Correlation of prostate dimensions from transrectal ultrasound with prostate volume in determining the shape of the prostate

Sufriadi, C.A. Mochtar

Urology Department, Faculty of Medicine, University of Indonesia, Cipto Mangunkusumo General Hospital, Jakarta, Indonesia

Introduction: It has been widely accepted that the prostate is a cone-shaped organ. In everyday practice ultrasonographic findings frequently revealed that the length of the prostate was smaller than its width. The aim of the study is to evaluate the dimensions of the prostate measured by transrectal ultrasonography and its correlation with prostate volume in determining the shape of the prostate.
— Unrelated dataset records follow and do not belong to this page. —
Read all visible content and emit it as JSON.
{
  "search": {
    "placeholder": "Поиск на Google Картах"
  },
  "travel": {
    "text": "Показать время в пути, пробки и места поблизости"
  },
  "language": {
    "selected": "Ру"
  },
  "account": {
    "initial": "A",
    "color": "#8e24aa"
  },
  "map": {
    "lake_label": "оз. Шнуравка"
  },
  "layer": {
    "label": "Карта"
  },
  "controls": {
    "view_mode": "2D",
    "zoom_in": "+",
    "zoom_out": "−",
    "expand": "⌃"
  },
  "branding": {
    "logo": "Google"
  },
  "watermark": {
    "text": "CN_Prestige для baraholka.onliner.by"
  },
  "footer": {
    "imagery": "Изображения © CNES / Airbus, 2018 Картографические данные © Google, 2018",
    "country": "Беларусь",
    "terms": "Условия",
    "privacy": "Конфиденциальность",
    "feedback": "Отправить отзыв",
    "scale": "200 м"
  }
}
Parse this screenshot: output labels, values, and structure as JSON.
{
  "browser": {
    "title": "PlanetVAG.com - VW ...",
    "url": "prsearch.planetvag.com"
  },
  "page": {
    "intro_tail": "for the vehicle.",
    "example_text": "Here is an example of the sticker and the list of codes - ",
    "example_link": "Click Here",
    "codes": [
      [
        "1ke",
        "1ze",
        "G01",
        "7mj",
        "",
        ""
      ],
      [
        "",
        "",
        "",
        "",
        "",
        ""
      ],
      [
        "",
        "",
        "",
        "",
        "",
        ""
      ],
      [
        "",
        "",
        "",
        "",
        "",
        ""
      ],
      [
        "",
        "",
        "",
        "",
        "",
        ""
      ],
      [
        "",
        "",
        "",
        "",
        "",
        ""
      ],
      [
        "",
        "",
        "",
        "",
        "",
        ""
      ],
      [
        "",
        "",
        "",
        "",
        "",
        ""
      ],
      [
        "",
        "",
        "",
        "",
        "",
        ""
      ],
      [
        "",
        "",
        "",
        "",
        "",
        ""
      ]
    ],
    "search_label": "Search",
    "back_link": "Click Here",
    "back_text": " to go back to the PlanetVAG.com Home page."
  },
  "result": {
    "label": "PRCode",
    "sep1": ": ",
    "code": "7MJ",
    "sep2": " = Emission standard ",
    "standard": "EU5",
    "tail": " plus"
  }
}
Methods: A retrospective study was done on the patients who were given TRUS-guided prostate biopsy in our clinic between 1999 and 2006. Length, width and volume of the prostate was recorded. Correlation of length and width with prostate volume was calculated using Spearman's correlation test. Patients were classified according to the proportion of length against width into two groups, cone-shaped groups if the length was bigger than width and ellipsoid-shaped groups if the length was smaller than width. Correlation between the shape with the prostate volume was analysed using Mann-Whitney test and Chi-square test.

Results: From 1548 patients that had transrectal biopsy of the prostate in that period, 218 patient was excluded due to incomplete data. There was strong correlation between length and width with prostate volume (p < 0.01; r = 0.79 and p < 0.01; r = 0.75). Cone- shaped prostates were found in 633 patients (52.18%) and 637 patients had ellipsoid-shaped (47.82%). Mean prostate volume in the cone-shaped prostate group was bigger than the ellipsoid-shaped group (53.32 cc ± 28.09 cc versus 49.08 ± 26.81 cc). Statistically there was significant difference of prostate volume between the cone-shaped group and ellipsoid group (p < 0.01). Using Chi-square test, a larger prostate had more chance of having a cone-shape than a smaller prostate (OR 1.5; p < 0.01).

Conclusion: In our study, prostate shape correlated with prostate volume. A larger prostate volume tended to have cone-shaped form.